Norway introduced a system known as "pant" in 1992, which sees a small surcharge placed on every bottle that is bought.
This deposit can then be paid back to shoppers when the bottles and cans are returned to "reverse vending machines" placed in most supermarkets.
The returned bottles and cans are then taken to be recycled.
A charge of one krone (9p) is attached to bottles of 500ml and under, rising to three krone (27p) for larger bottles.
Norwegians now recycle 97% of plastic bottles, according to the latest statistics.
Deposit schemes were introduced in Sweden in 1984 for cans and 1994 for plastic bottles.
From 2006, a law was introduced to require a financial incentive to encourage the return and recycling of plastic bottles and cans, although the deposit amount is not set in legislation.
Anyone serving or importing drinks for consumption must ensure they are included in an approved return scheme.
Privately-owned company Returpack is responsible for the deposits and collection from more than 2,000 stores across Sweden, with beverage companies paying the fees one-way to Returpack.
The German deposit scheme was introduced in 2003 and is known as the "pfand" system.
Retailers or wholesalers pay a deposit to the producer, which is passed on to shoppers as a surcharge. Most supermarkets have a reverse vending machine which scans empty bottles when they are returned and prints a receipt which can be exchanged for cash.
The deposit for refillable bottles is not set in law, but the standard rates for single-use containers, such as cans and plastic bottles, is about 25 cents (22p) up to 300ml.
Latest data indicates more than 93% of plastic bottles are recycled.
Deposit schemes are relatively new in parts of Australia, having been implemented in states such as South Australia, the Northern Territories and New South Wales. Western Australia and Queensland are set to follow suit over the coming months.

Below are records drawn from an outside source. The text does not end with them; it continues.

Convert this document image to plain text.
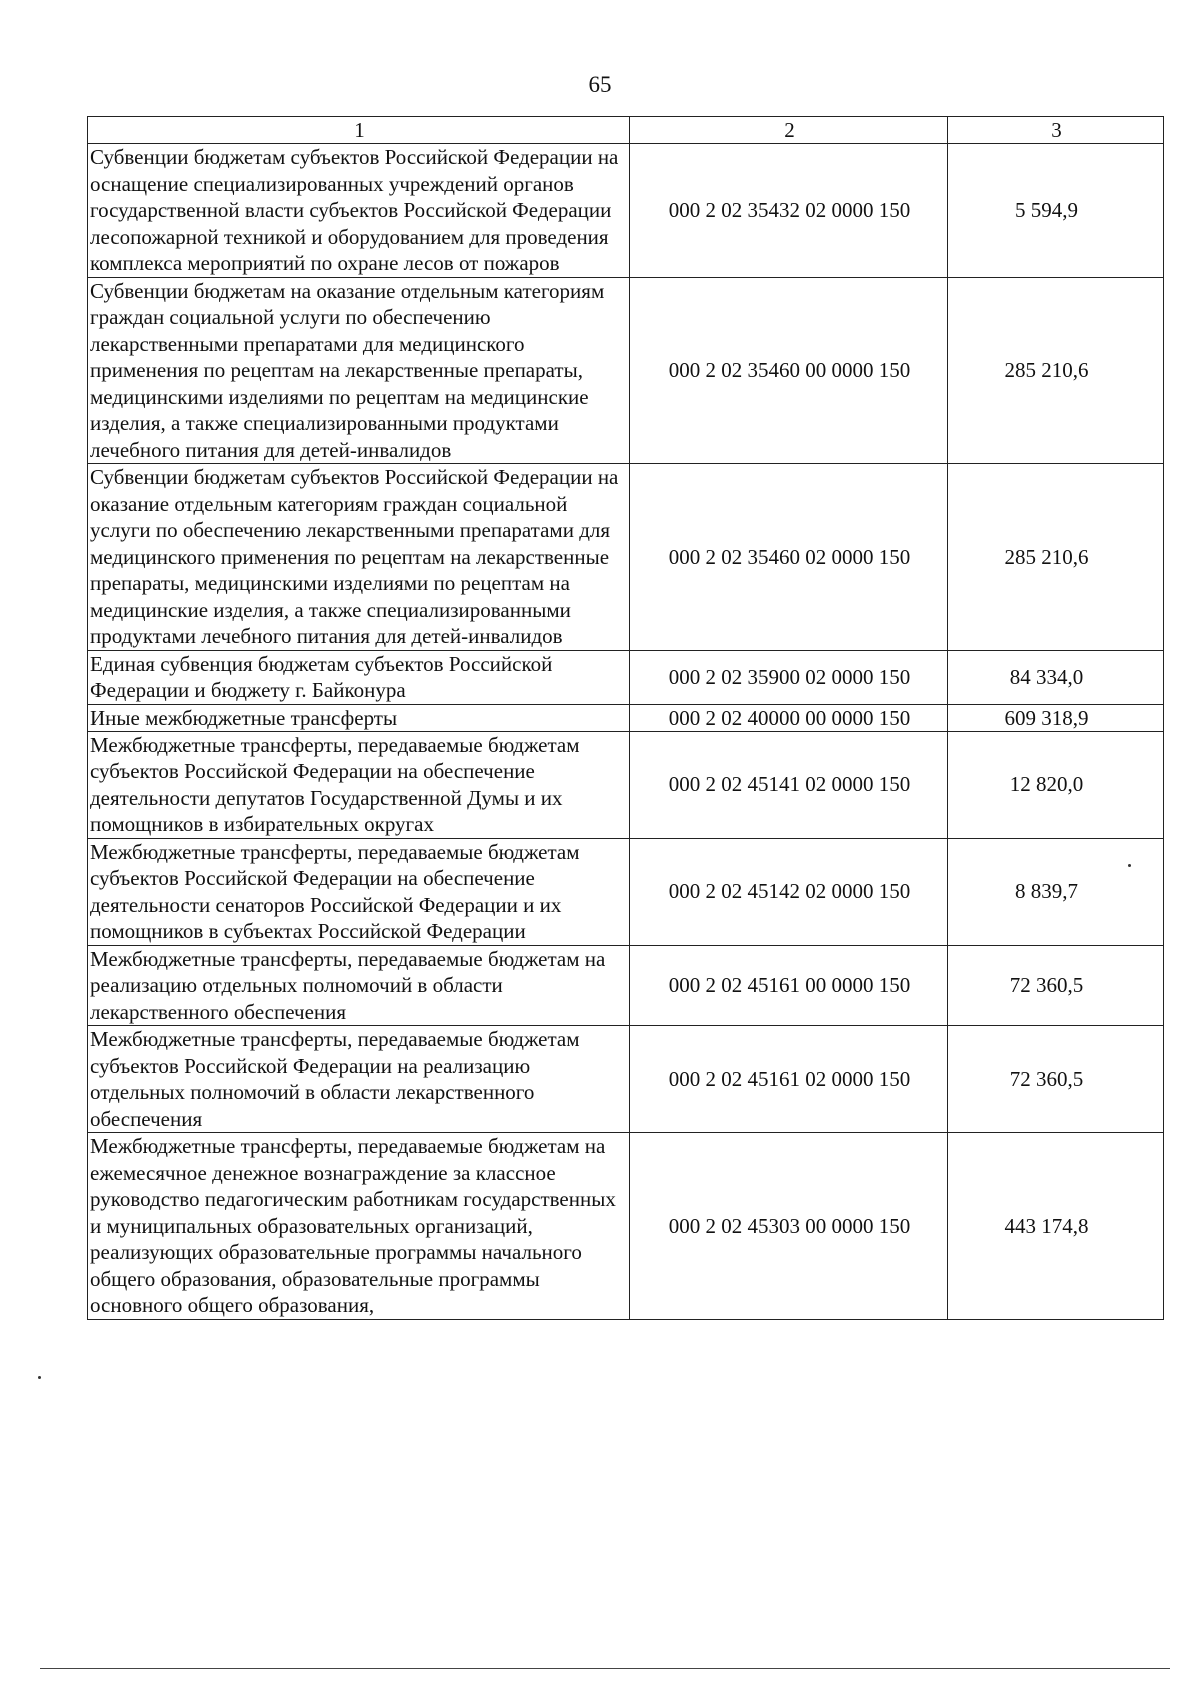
65
1	2	3
Субвенции бюджетам субъектов Российской Федерации на оснащение специализированных учреждений органов государственной власти субъектов Российской Федерации лесопожарной техникой и оборудованием для проведения комплекса мероприятий по охране лесов от пожаров	000 2 02 35432 02 0000 150	5 594,9
Субвенции бюджетам на оказание отдельным категориям граждан социальной услуги по обеспечению лекарственными препаратами для медицинского применения по рецептам на лекарственные препараты, медицинскими изделиями по рецептам на медицинские изделия, а также специализированными продуктами лечебного питания для детей-инвалидов	000 2 02 35460 00 0000 150	285 210,6
Субвенции бюджетам субъектов Российской Федерации на оказание отдельным категориям граждан социальной услуги по обеспечению лекарственными препаратами для медицинского применения по рецептам на лекарственные препараты, медицинскими изделиями по рецептам на медицинские изделия, а также специализированными продуктами лечебного питания для детей-инвалидов	000 2 02 35460 02 0000 150	285 210,6
Единая субвенция бюджетам субъектов Российской Федерации и бюджету г. Байконура	000 2 02 35900 02 0000 150	84 334,0
Иные межбюджетные трансферты	000 2 02 40000 00 0000 150	609 318,9
Межбюджетные трансферты, передаваемые бюджетам субъектов Российской Федерации на обеспечение деятельности депутатов Государственной Думы и их помощников в избирательных округах	000 2 02 45141 02 0000 150	12 820,0
Межбюджетные трансферты, передаваемые бюджетам субъектов Российской Федерации на обеспечение деятельности сенаторов Российской Федерации и их помощников в субъектах Российской Федерации	000 2 02 45142 02 0000 150	8 839,7
Межбюджетные трансферты, передаваемые бюджетам на реализацию отдельных полномочий в области лекарственного обеспечения	000 2 02 45161 00 0000 150	72 360,5
Межбюджетные трансферты, передаваемые бюджетам субъектов Российской Федерации на реализацию отдельных полномочий в области лекарственного обеспечения	000 2 02 45161 02 0000 150	72 360,5
Межбюджетные трансферты, передаваемые бюджетам на ежемесячное денежное вознаграждение за классное руководство педагогическим работникам государственных и муниципальных образовательных организаций, реализующих образовательные программы начального общего образования, образовательные программы основного общего образования,	000 2 02 45303 00 0000 150	443 174,8
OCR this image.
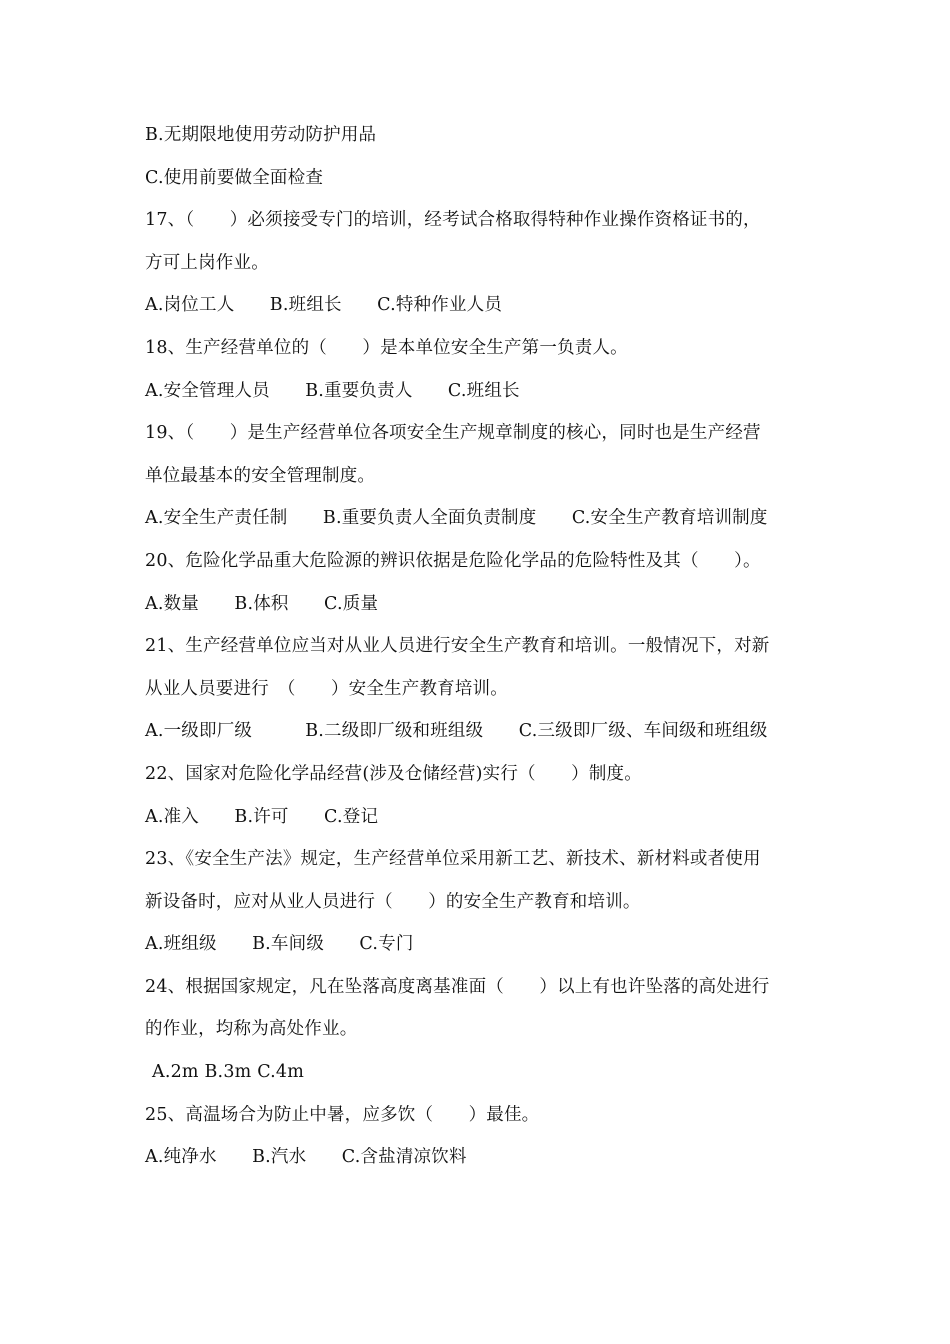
B.无期限地使用劳动防护用品
C.使用前要做全面检查
17、（　　）必须接受专门的培训，经考试合格取得特种作业操作资格证书的，
方可上岗作业。
A.岗位工人　　B.班组长　　C.特种作业人员
18、生产经营单位的（　　）是本单位安全生产第一负责人。
A.安全管理人员　　B.重要负责人　　C.班组长
19、（　　）是生产经营单位各项安全生产规章制度的核心，同时也是生产经营
单位最基本的安全管理制度。
A.安全生产责任制　　B.重要负责人全面负责制度　　C.安全生产教育培训制度
20、危险化学品重大危险源的辨识依据是危险化学品的危险特性及其（　　）。
A.数量　　B.体积　　C.质量
21、生产经营单位应当对从业人员进行安全生产教育和培训。一般情况下，对新
从业人员要进行　（　　）安全生产教育培训。
A.一级即厂级　　　B.二级即厂级和班组级　　C.三级即厂级、车间级和班组级
22、国家对危险化学品经营(涉及仓储经营)实行（　　）制度。
A.准入　　B.许可　　C.登记
23、《安全生产法》规定，生产经营单位采用新工艺、新技术、新材料或者使用
新设备时，应对从业人员进行（　　）的安全生产教育和培训。
A.班组级　　B.车间级　　C.专门
24、根据国家规定，凡在坠落高度离基准面（　　）以上有也许坠落的高处进行
的作业，均称为高处作业。
A.2m B.3m C.4m
25、高温场合为防止中暑，应多饮（　　）最佳。
A.纯净水　　B.汽水　　C.含盐清凉饮料
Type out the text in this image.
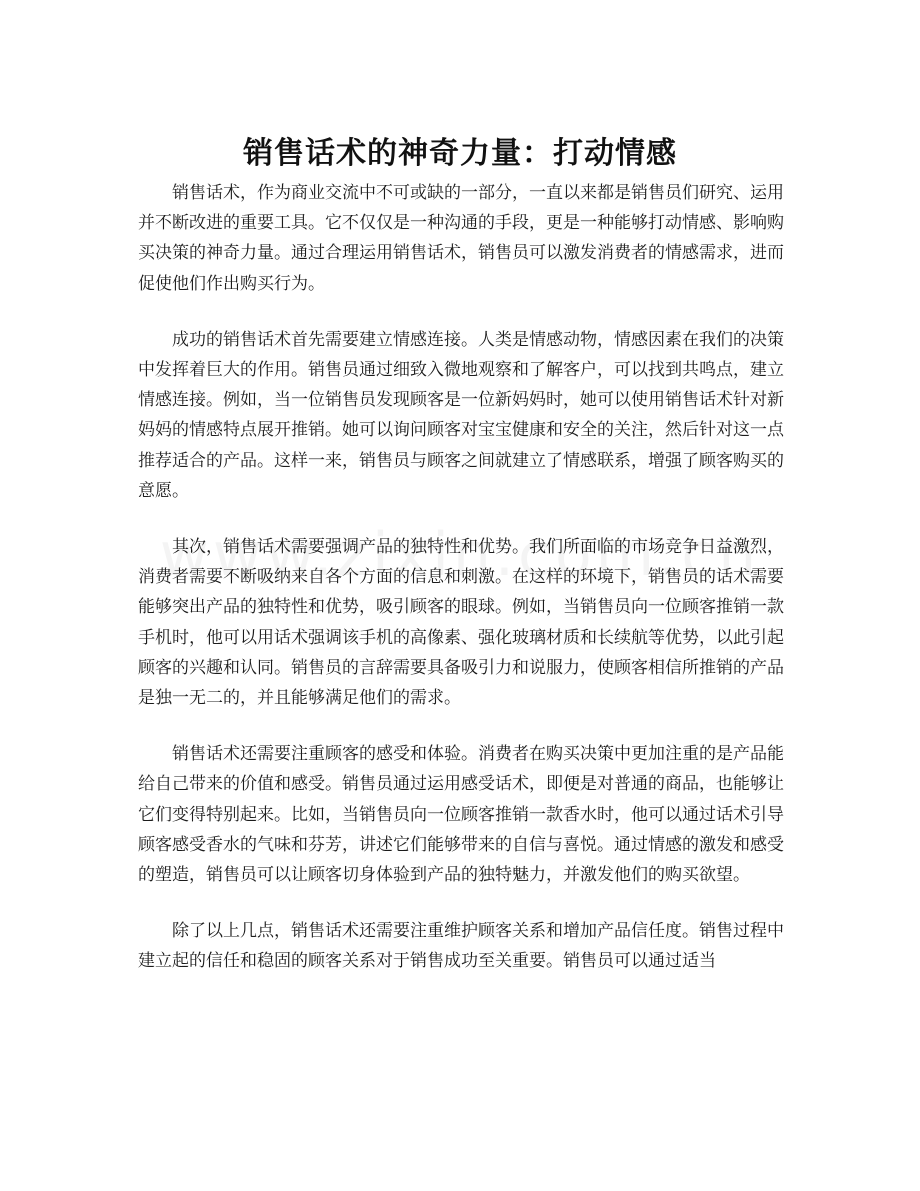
销售话术的神奇力量：打动情感

销售话术，作为商业交流中不可或缺的一部分，一直以来都是销售员们研究、运用并不断改进的重要工具。它不仅仅是一种沟通的手段，更是一种能够打动情感、影响购买决策的神奇力量。通过合理运用销售话术，销售员可以激发消费者的情感需求，进而促使他们作出购买行为。

成功的销售话术首先需要建立情感连接。人类是情感动物，情感因素在我们的决策中发挥着巨大的作用。销售员通过细致入微地观察和了解客户，可以找到共鸣点，建立情感连接。例如，当一位销售员发现顾客是一位新妈妈时，她可以使用销售话术针对新妈妈的情感特点展开推销。她可以询问顾客对宝宝健康和安全的关注，然后针对这一点推荐适合的产品。这样一来，销售员与顾客之间就建立了情感联系，增强了顾客购买的意愿。

其次，销售话术需要强调产品的独特性和优势。我们所面临的市场竞争日益激烈，消费者需要不断吸纳来自各个方面的信息和刺激。在这样的环境下，销售员的话术需要能够突出产品的独特性和优势，吸引顾客的眼球。例如，当销售员向一位顾客推销一款手机时，他可以用话术强调该手机的高像素、强化玻璃材质和长续航等优势，以此引起顾客的兴趣和认同。销售员的言辞需要具备吸引力和说服力，使顾客相信所推销的产品是独一无二的，并且能够满足他们的需求。

销售话术还需要注重顾客的感受和体验。消费者在购买决策中更加注重的是产品能给自己带来的价值和感受。销售员通过运用感受话术，即便是对普通的商品，也能够让它们变得特别起来。比如，当销售员向一位顾客推销一款香水时，他可以通过话术引导顾客感受香水的气味和芬芳，讲述它们能够带来的自信与喜悦。通过情感的激发和感受的塑造，销售员可以让顾客切身体验到产品的独特魅力，并激发他们的购买欲望。

除了以上几点，销售话术还需要注重维护顾客关系和增加产品信任度。销售过程中建立起的信任和稳固的顾客关系对于销售成功至关重要。销售员可以通过适当
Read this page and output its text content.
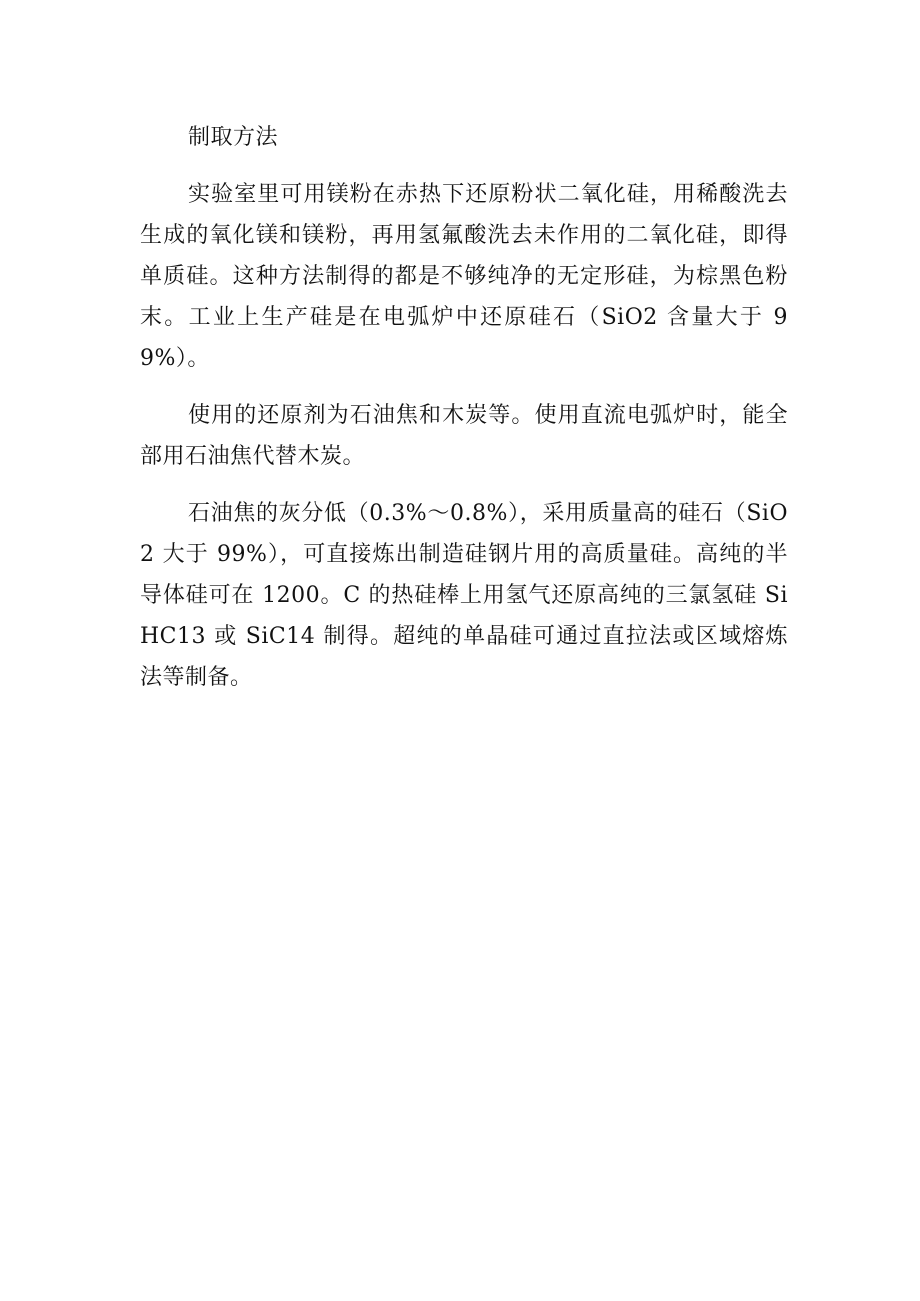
制取方法

实验室里可用镁粉在赤热下还原粉状二氧化硅，用稀酸洗去生成的氧化镁和镁粉，再用氢氟酸洗去未作用的二氧化硅，即得单质硅。这种方法制得的都是不够纯净的无定形硅，为棕黑色粉末。工业上生产硅是在电弧炉中还原硅石（SiO2 含量大于 99%）。

使用的还原剂为石油焦和木炭等。使用直流电弧炉时，能全部用石油焦代替木炭。

石油焦的灰分低（0.3%～0.8%），采用质量高的硅石（SiO2 大于 99%），可直接炼出制造硅钢片用的高质量硅。高纯的半导体硅可在 1200。C 的热硅棒上用氢气还原高纯的三氯氢硅 SiHC13 或 SiC14 制得。超纯的单晶硅可通过直拉法或区域熔炼法等制备。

In New South Wales, the Return and Earn scheme began in December last year.
Beverage suppliers pay for the refunds, with costs passed on to consumers with an increase in the price of drinks.
More than 500 collection points are located across the state, with 10-cent (6p) refund vouchers given when bottles are placed into reverse vending machines.
The scheme covers plastic and glass bottles, aluminium and steel cans and cartons. It is expected that 12.6 million more drink containers will be recycled over the next 20 years.